Objektif değilim, tarafım

Mithat Cemal Kuntay; Mehmet Akif hakkında biyografi kaleme alan bir yazar. "Bayrakları bayrak yapan üstündeki kandır / Toprak, eğer uğrunda ölen varsa vatandır" beytinin şairi. Türkiye'de ilk hukuk doktoru unvanı alan hukukçu. 1885-1956 yılları arasında yaşayan Mithat Cemal'i anlatmak değil amacım. İsteyenler, hakkında yazılmış makale ve kitaplara müracaat edebilir. Amacım; onun Mehmet Akif hakkında yaptığı, nısfet denilen, hakkaniyet duygusunun hakim olduğu şu değerlendirmelerini aktarmak.

Ben objektif olmayı tarafsız olmakla karıştıran bir insan değilim. Herkes bilsin ki ben tarafım. Hocaefendi tarafında yerimi alıyorum; onun durduğu yerde duruyorum. Çünkü inanıyorum ki; objektif olmak, adaletli olmak demektir. Nasıl taraf olmasınız ki Mithat Camal’in Mehmet Akif için yaptığı türden değerlendirmeleri hak edecek ölçüde bir düşmanlık var Hocaefendi’ye karşı…

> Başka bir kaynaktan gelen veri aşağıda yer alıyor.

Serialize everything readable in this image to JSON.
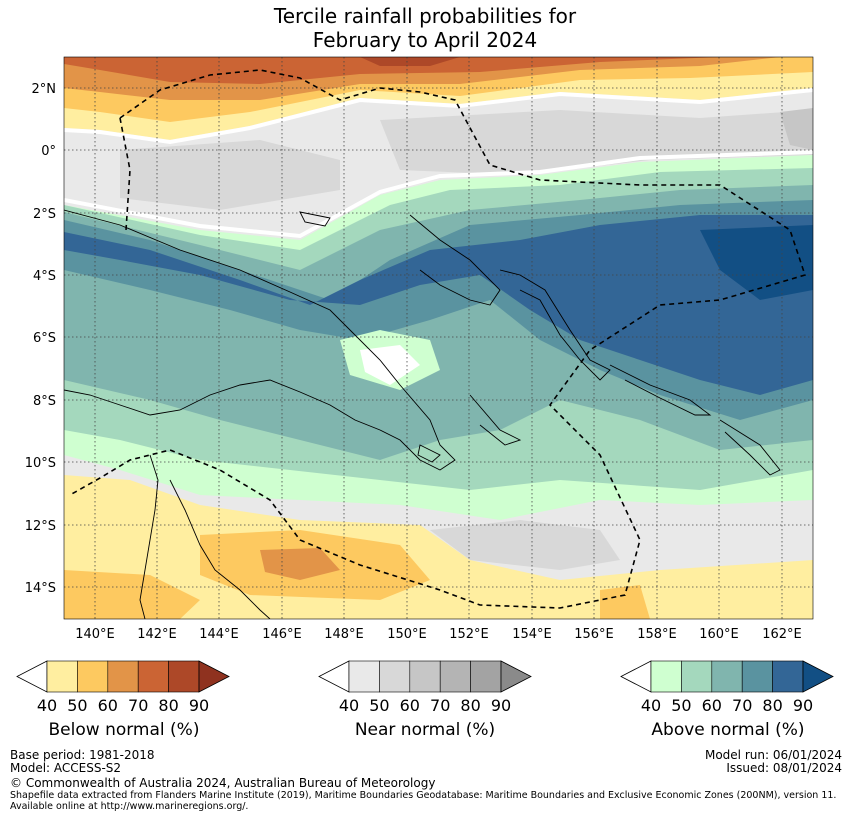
{
  "title_line1": "Tercile rainfall probabilities for",
  "title_line2": "February to April 2024",
  "lat_labels": [
    "2°N",
    "0°",
    "2°S",
    "4°S",
    "6°S",
    "8°S",
    "10°S",
    "12°S",
    "14°S"
  ],
  "lon_labels": [
    "140°E",
    "142°E",
    "144°E",
    "146°E",
    "148°E",
    "150°E",
    "152°E",
    "154°E",
    "156°E",
    "158°E",
    "160°E",
    "162°E"
  ],
  "colorbars": [
    {
      "name": "below",
      "title": "Below normal (%)",
      "ticks": [
        "40",
        "50",
        "60",
        "70",
        "80",
        "90"
      ],
      "colors": [
        "#ffeea0",
        "#fdc960",
        "#e29448",
        "#cb6434",
        "#ad4828"
      ],
      "extend_color": "#8f321f"
    },
    {
      "name": "near",
      "title": "Near normal (%)",
      "ticks": [
        "40",
        "50",
        "60",
        "70",
        "80",
        "90"
      ],
      "colors": [
        "#e9e9e9",
        "#d8d8d8",
        "#c6c6c6",
        "#b4b4b4",
        "#a3a3a3"
      ],
      "extend_color": "#8a8a8a"
    },
    {
      "name": "above",
      "title": "Above normal (%)",
      "ticks": [
        "40",
        "50",
        "60",
        "70",
        "80",
        "90"
      ],
      "colors": [
        "#cfffd0",
        "#a4d8bd",
        "#80b5ae",
        "#5a93a0",
        "#336696"
      ],
      "extend_color": "#124f84"
    }
  ],
  "footer": {
    "base_period": "Base period: 1981-2018",
    "model": "Model: ACCESS-S2",
    "model_run": "Model run: 06/01/2024",
    "issued": "Issued: 08/01/2024",
    "copyright": "© Commonwealth of Australia 2024, Australian Bureau of Meteorology",
    "shapefile": "Shapefile data extracted from Flanders Marine Institute (2019), Maritime Boundaries Geodatabase: Maritime Boundaries and Exclusive Economic Zones (200NM), version 11.",
    "available": "Available online at http://www.marineregions.org/."
  }
}
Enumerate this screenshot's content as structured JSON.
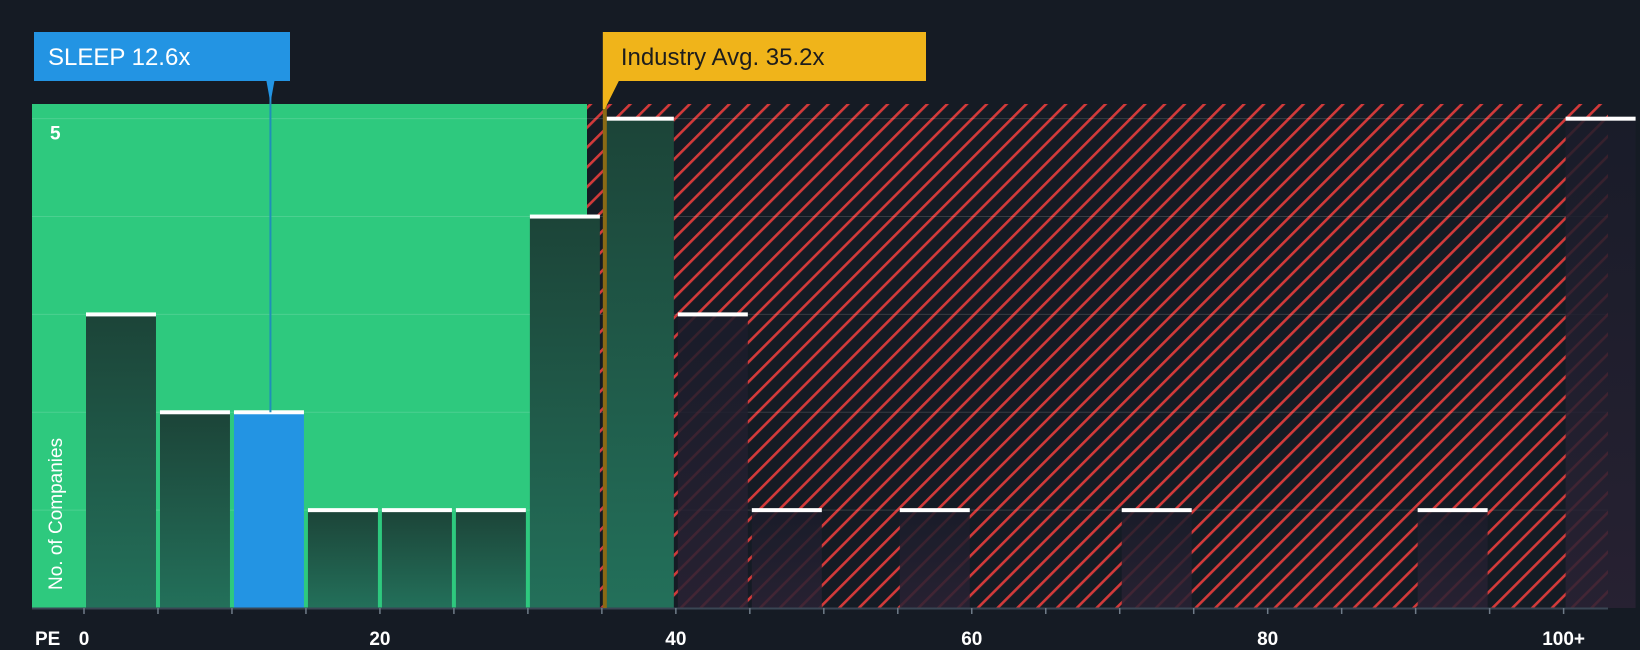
{
  "chart_data": {
    "type": "bar",
    "title": "",
    "xlabel": "PE",
    "ylabel": "No. of Companies",
    "bin_width": 5,
    "bins": [
      {
        "start": 0,
        "end": 5,
        "value": 3
      },
      {
        "start": 5,
        "end": 10,
        "value": 2
      },
      {
        "start": 10,
        "end": 15,
        "value": 2,
        "highlight": true
      },
      {
        "start": 15,
        "end": 20,
        "value": 1
      },
      {
        "start": 20,
        "end": 25,
        "value": 1
      },
      {
        "start": 25,
        "end": 30,
        "value": 1
      },
      {
        "start": 30,
        "end": 35,
        "value": 4
      },
      {
        "start": 35,
        "end": 40,
        "value": 5
      },
      {
        "start": 40,
        "end": 45,
        "value": 3
      },
      {
        "start": 45,
        "end": 50,
        "value": 1
      },
      {
        "start": 50,
        "end": 55,
        "value": 0
      },
      {
        "start": 55,
        "end": 60,
        "value": 1
      },
      {
        "start": 60,
        "end": 65,
        "value": 0
      },
      {
        "start": 65,
        "end": 70,
        "value": 0
      },
      {
        "start": 70,
        "end": 75,
        "value": 1
      },
      {
        "start": 75,
        "end": 80,
        "value": 0
      },
      {
        "start": 80,
        "end": 85,
        "value": 0
      },
      {
        "start": 85,
        "end": 90,
        "value": 0
      },
      {
        "start": 90,
        "end": 95,
        "value": 1
      },
      {
        "start": 95,
        "end": 100,
        "value": 0
      },
      {
        "start": 100,
        "end": 105,
        "value": 5
      }
    ],
    "xlim": [
      0,
      103
    ],
    "ylim": [
      0,
      5.15
    ],
    "x_ticks": [
      {
        "value": 0,
        "label": "0"
      },
      {
        "value": 20,
        "label": "20"
      },
      {
        "value": 40,
        "label": "40"
      },
      {
        "value": 60,
        "label": "60"
      },
      {
        "value": 80,
        "label": "80"
      },
      {
        "value": 100,
        "label": "100+"
      }
    ],
    "y_ticks": [
      {
        "value": 5,
        "label": "5"
      }
    ],
    "gridlines_y": [
      1,
      2,
      3,
      4,
      5
    ],
    "company": {
      "label": "SLEEP 12.6x",
      "value": 12.6
    },
    "industry_avg": {
      "label": "Industry Avg. 35.2x",
      "value": 35.2
    },
    "colors": {
      "background": "#151b24",
      "undervalued_zone": "#2ec97e",
      "overvalued_hatch": "#d23a3a",
      "bar_dark": "#1f4a3c",
      "bar_highlight": "#2394e3",
      "bar_cap": "#ffffff",
      "company_callout": "#2394e3",
      "industry_callout": "#f0b41a",
      "industry_line": "#8a6a15"
    }
  }
}
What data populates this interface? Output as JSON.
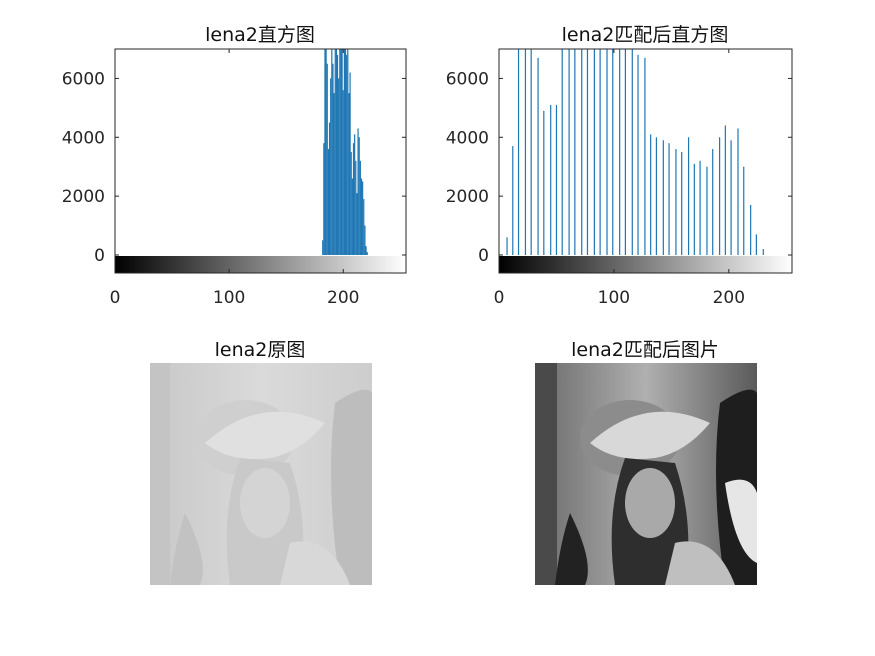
{
  "figure": {
    "titles": {
      "hist_original": "lena2直方图",
      "hist_matched": "lena2匹配后直方图",
      "img_original": "lena2原图",
      "img_matched": "lena2匹配后图片"
    }
  },
  "chart_data": [
    {
      "type": "bar",
      "title": "lena2直方图",
      "xlabel": "",
      "ylabel": "",
      "xlim": [
        0,
        255
      ],
      "ylim": [
        -600,
        7000
      ],
      "yticks": [
        0,
        2000,
        4000,
        6000
      ],
      "xticks": [
        0,
        100,
        200
      ],
      "colorbar": "grayscale",
      "color": "#1f77b4",
      "x": [
        182,
        183,
        184,
        185,
        186,
        187,
        188,
        189,
        190,
        191,
        192,
        193,
        194,
        195,
        196,
        197,
        198,
        199,
        200,
        201,
        202,
        203,
        204,
        205,
        206,
        207,
        208,
        209,
        210,
        211,
        212,
        213,
        214,
        215,
        216,
        217,
        218,
        219,
        220,
        221,
        222,
        223,
        224
      ],
      "values": [
        500,
        3800,
        7000,
        7000,
        6500,
        3600,
        4500,
        6000,
        7000,
        6500,
        5500,
        7000,
        7000,
        6800,
        6000,
        7000,
        7000,
        7000,
        5600,
        7000,
        7000,
        6800,
        7000,
        5500,
        6200,
        3500,
        2600,
        3800,
        4100,
        3200,
        2100,
        4300,
        4000,
        3200,
        2600,
        2500,
        1900,
        1000,
        300,
        100,
        0,
        0,
        0
      ]
    },
    {
      "type": "bar",
      "title": "lena2匹配后直方图",
      "xlabel": "",
      "ylabel": "",
      "xlim": [
        0,
        255
      ],
      "ylim": [
        -600,
        7000
      ],
      "yticks": [
        0,
        2000,
        4000,
        6000
      ],
      "xticks": [
        0,
        100,
        200
      ],
      "colorbar": "grayscale",
      "color": "#1f77b4",
      "x": [
        7,
        12,
        17,
        23,
        28,
        34,
        39,
        45,
        50,
        55,
        61,
        66,
        72,
        77,
        83,
        88,
        94,
        99,
        105,
        110,
        116,
        121,
        127,
        132,
        137,
        143,
        148,
        154,
        159,
        165,
        170,
        175,
        181,
        186,
        192,
        197,
        202,
        208,
        213,
        219,
        224,
        230
      ],
      "values": [
        600,
        3700,
        7000,
        7000,
        7000,
        6700,
        4900,
        5100,
        5100,
        7000,
        7000,
        7000,
        7000,
        7000,
        7000,
        7000,
        7000,
        7000,
        7000,
        7000,
        7000,
        6800,
        6700,
        4100,
        4000,
        3900,
        3800,
        3600,
        3500,
        4000,
        3100,
        3200,
        3000,
        3600,
        4000,
        4400,
        3900,
        4300,
        3000,
        1700,
        700,
        200
      ]
    }
  ]
}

Der ki Mithat Cemal: "Mehmet Akif Ersoy, hayatta da, sanatta da yanlış anlaşılan adamdı. Lodos duasıyla eğlendiği için Fatih'te zındıktı. Bazı mısraları Ziya Gökalp aleyhinde yazıldığı sanıldığından İttihat Terakkicilere göre İtilafçıydı. 31 Mart'a sevinmediği için İtilafçılar nezdinde İttihatçıydı. İstiklalimiz kalmazsa ma'bedimizin de kalmayacağını söylediği için Şişli'de softaydı. Balkan Harbi'nde medeniyete tükürdüğü için saat beş çaylarında gerici adamdı. Göreneğe kızdığı için mahalle kahvesinde züppeydi. Mukaddesata inandığı için piyasada, borsada tufandan önceki adamdı. Meşrutiyet'te sokağın şuursuz heyecanını beğenmediği için fırkalarda hürriyeti anlamayan adamdı. Harb-i umumide Amerikan mandasına karşı çıktığı için mandacıların gözünde Amerika'nın keşfinden habersiz adamdı. Birilerinin gözünde dinde yeniliklere karşı çıkan adamken bazılarına göre İslam reformatörüdür. Maddeten de yanlış anlaşılan adamdı; onu İstanbul'da hoca, Mısır'da Hıristiyan sandılar. O, bu yanlış anlaşılmaların bedelini ağır ödedi. Ama her zaman kendi kendisi ve onurlu bir insan olarak kaldı."

Şimdilik bunu bir kenara bırakıyor ve Hocaefendi'ye geçiyorum. Önce, kendisinin Bediüzzaman Hazretleri hakkında 1993 yılında söylediği ve geçenlerde kaset kaydından yeniden dinlediğim için zihnimde alabildiğine canlı olan bir değerlendirmesi. Diyor ki: "Onu sizlere ne zaman anlatsam hakkını verdiğim, layık-ı vechiyle anlattığım kanaatinde değilim." Tam burada gözyaşlarına hakim olamıyor Hocaefendi ve bağrı yanık bir âşık misali titreyen sesi ile devam ediyor: "Ama olsun; başkalarının mübalağa olarak göreceği, sübjektif sayacağı değerlendirmeler yapıp insanları ondan uzaklaştırma yerine, onun hakkını yemeyi tercih ederim. Nasıl olsa Allah kalbimi biliyor..." diyor ve hıçkırıklara boğuluyor.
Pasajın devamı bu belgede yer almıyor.